Wouldn't It Be Nice: A Jazz Portrait Of Brian Wilson
Blue Note Records

COUPLING JAZZ WITH the Beach Boys isn't as far-out an idea as one might imagine, given the improvising potential available in Wilson's complex harmonies and unpredictable melodies. You'll find both used to the full extent on Vince Mendoza and John Abercrombie's "Don't Talk Put Your Head On My Shoulder," and Eliane Elias' medley of "Our Sweet Love/Friends." Interspersed among guest artists like Larry Carlton and the Yellowjackets is Clark Burroughs, the original lead tenor of the Hi Los, leading his a cappella group through five frustratingly brief snippets of beach classics.
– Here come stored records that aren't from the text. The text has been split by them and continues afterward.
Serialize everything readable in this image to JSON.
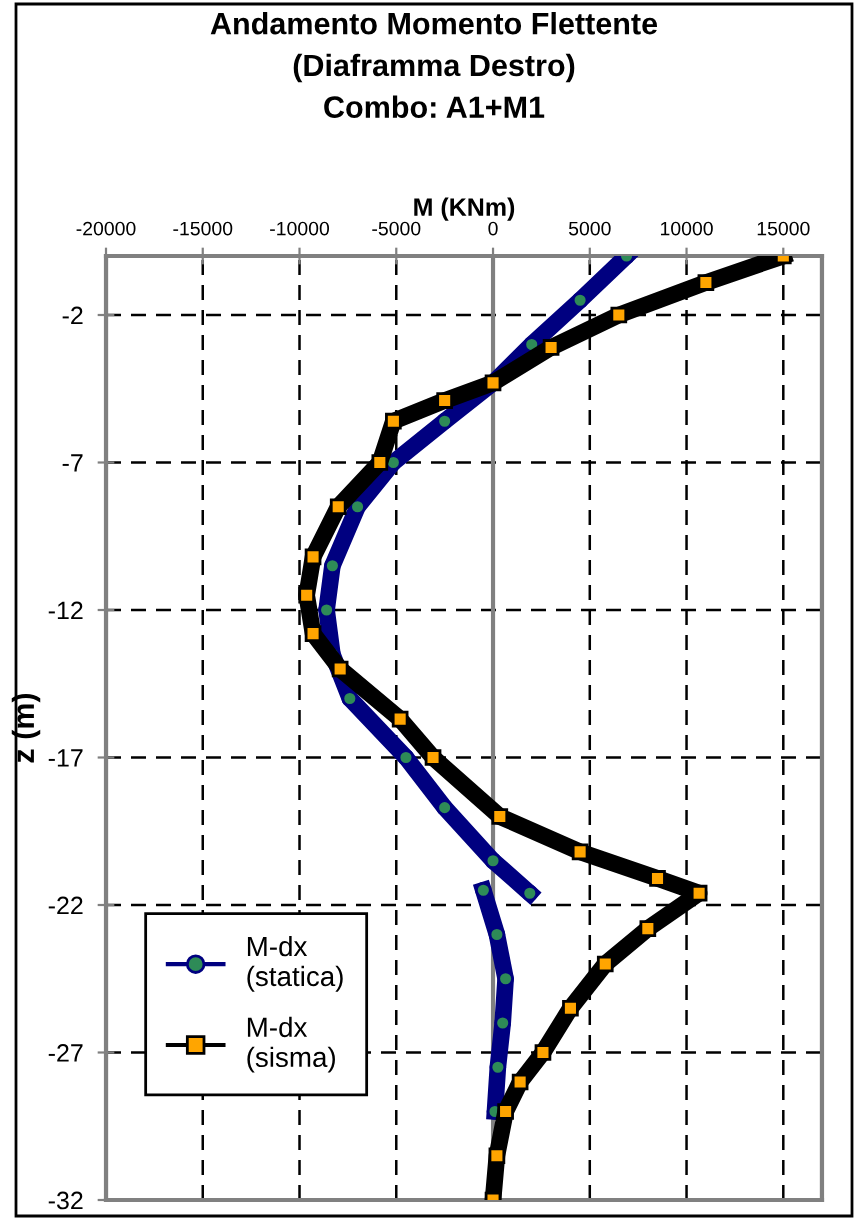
{
  "chart_data": {
    "type": "line",
    "title": "Andamento Momento Flettente\n(Diaframma Destro)\nCombo: A1+M1",
    "xlabel": "M (KNm)",
    "ylabel": "z (m)",
    "xlim": [
      -20000,
      17000
    ],
    "xticks": [
      -20000,
      -15000,
      -10000,
      -5000,
      0,
      5000,
      10000,
      15000
    ],
    "ylim": [
      -32,
      0
    ],
    "yticks": [
      -2,
      -7,
      -12,
      -17,
      -22,
      -27,
      -32
    ],
    "grid": true,
    "ref_lines": [
      {
        "axis": "x",
        "value": 0,
        "color": "#808080"
      }
    ],
    "legend": "bottom left",
    "line_style": "solid",
    "series": [
      {
        "name": "M-dx\n(statica)",
        "color": "#000080",
        "marker": "circle",
        "x": [
          6900,
          4500,
          2000,
          0,
          -2500,
          -5150,
          -7000,
          -8300,
          -8600,
          -8300,
          -7400,
          -4500,
          -2500,
          0,
          1900,
          null,
          -500,
          200,
          650,
          500,
          250,
          100
        ],
        "values": [
          0,
          -1.5,
          -3,
          -4.3,
          -5.6,
          -7,
          -8.5,
          -10.5,
          -12,
          -13.5,
          -15,
          -17,
          -18.7,
          -20.5,
          -21.6,
          null,
          -21.5,
          -23,
          -24.5,
          -26,
          -27.5,
          -29
        ]
      },
      {
        "name": "M-dx\n(sisma)",
        "color": "#000000",
        "marker": "square",
        "x": [
          15000,
          11000,
          6500,
          3000,
          0,
          -2500,
          -5150,
          -5850,
          -8000,
          -9300,
          -9630,
          -9300,
          -7900,
          -4800,
          -3100,
          350,
          4500,
          8500,
          10650,
          8000,
          5800,
          4000,
          2580,
          1400,
          650,
          200,
          0
        ],
        "values": [
          0,
          -0.9,
          -2,
          -3.1,
          -4.3,
          -4.9,
          -5.6,
          -7,
          -8.5,
          -10.2,
          -11.5,
          -12.8,
          -14,
          -15.7,
          -17,
          -19,
          -20.2,
          -21.1,
          -21.6,
          -22.8,
          -24,
          -25.5,
          -27,
          -28,
          -29,
          -30.5,
          -32
        ]
      }
    ]
  }
}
The admirable project is unfortunately diluted by an overload of skim-milk jazzers like Don Grusin at the expense of bringing in more heavy hitters like Elias. The Blue Note label recently started releasing jazz interpretations of entire classic pop/rock albums--maybe this will inspire them to tackle Pet Sounds. Shortcomings aside, kudos to the label for getting jazzers to play something other than those goddamn, beat-to-death Gershwin/Porter/Kern standards.

--Dave McElfresh


TENDERLOIN

Tenderloin
Time Bomb

TENDERLOIN HAS A big, beefy, ear-piercing sound, like a sledge hammer bashing a cow skull; and as meaty as Captain Beefheart's saucy blues-rock shepherd's pie if it were still served today. The band is a prime filet-mignon blues-punk hybrid: equal parts Beefheart, Soundgarden and the Supersuckers churning on a slow-roasting spit. Sink your teeth into "Fat Side Up," a harp-driven ode to the 'Loins penchant for blood-dripping climactic delight. On "Lights Out" and "Pawn Shop," lead barker Ernie evokes the twisted-but-brilliant dementia of Beefheart fueled on late-night, juke-joint indiscretions. The speedy punk raunchiness of the hooch-guzzling "Bourbon" confirms the 'Loins preference for over-indulgent alcoholic libation and some damn serious head banging. This behemoth Austin four-piece even manages to mangle ZZ Top's "Precious and Grace" to dizzying effect.